As the reality of stock-market turbulence hits investors, it’s a safe bet that thoughts of crashes, recession, and bear markets will cross their minds. When the market ups give way to the downs, many will wring their hands, knot their eyebrows, and start their mental clenching as they imagine the worst.

But rather than bracing for possible losses, one expert suggests, it might be more productive to embrace them. “[E]ven the Almighty himself wouldn’t be able to time the market deftly enough to enjoy the gains without the pain,” said William Bernstein, investment adviser and author, in a piece for the Wall Street Journal. “[W]hen you invest in stocks, be prepared to occasionally lose a large pile of money.”

The average investor’s strategy, Bernstein noted, appears to consist of pride when prices rise and panic when they fall. To stay the course under dark skies requires a systematic approach, and executing it depends on one’s mindset. That mindset of well-being, he argued, comes from taking reality and subtracting expectations.

“The lower your expectations, the better you will feel when things head south, and the better you feel the more likely it is that you will see your strategy through,” he said.

In the context of portfolio management, he pointed out, that starts with stocks. While investors may be tempted to count stocks as present wealth, especially when markets are doing well, those assets are too prone to heart-stopping falls. The only thing one can say is that they will likely — but not certainly — gain value over time. That means on a day-to-day basis, an investor is better off writing off their stocks.

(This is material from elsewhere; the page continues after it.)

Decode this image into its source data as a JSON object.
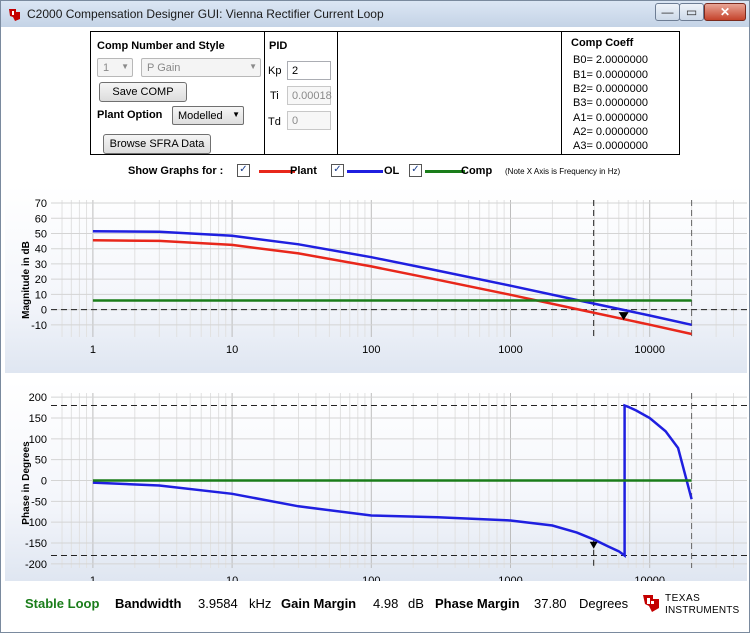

“The prudent investor mentally writes off a fair chunk of [bonds], too,” he continued. For investors to buy stocks at fire-sale prices, not worry too much when they lose their job, deal with sudden medical expenses, or send their children to school, they must be prepared to sacrifice a fair chunk of their fixed-income assets at some point in their lives. “As such, I suggest you mentally vaporize all of your stocks and maybe half your bonds.”

By expecting a portion of their stock or bond portfolio to burn or be burned, Bernstein said, investors will find it easier to play the long game. That involves accumulating stocks while one is relatively young, exchanging some of them for bonds in good times as one moves toward retirement, finance their early retirement with savings or some continuing work in order to put off collecting their public pension benefits, and have at least 10 years’ worth of safe bonds to meet their living expenses in their sunset years.

“And if you still want to buy stocks at the fire sale, and especially if you want to endow the conveyors of your DNA into posterity, 20 or more years of bonds is even better,” Bernstein said.

While many might argue that a 60/40 portfolio can survive even the worst market, he pointed out that many investors will find it hard to accept when markets turn sour and they’re forced to sell devalued stocks to pay for living expenses or replenish evaporating bond holdings. “[I]t’s motionally tolerable only if your burn rate is somewhere south of 3% annually,” he said. “So, my advice is to mentally vaporize 75% of your portfolio, and when the crunch inevitably transpires, you will be psychologically well-prepared.”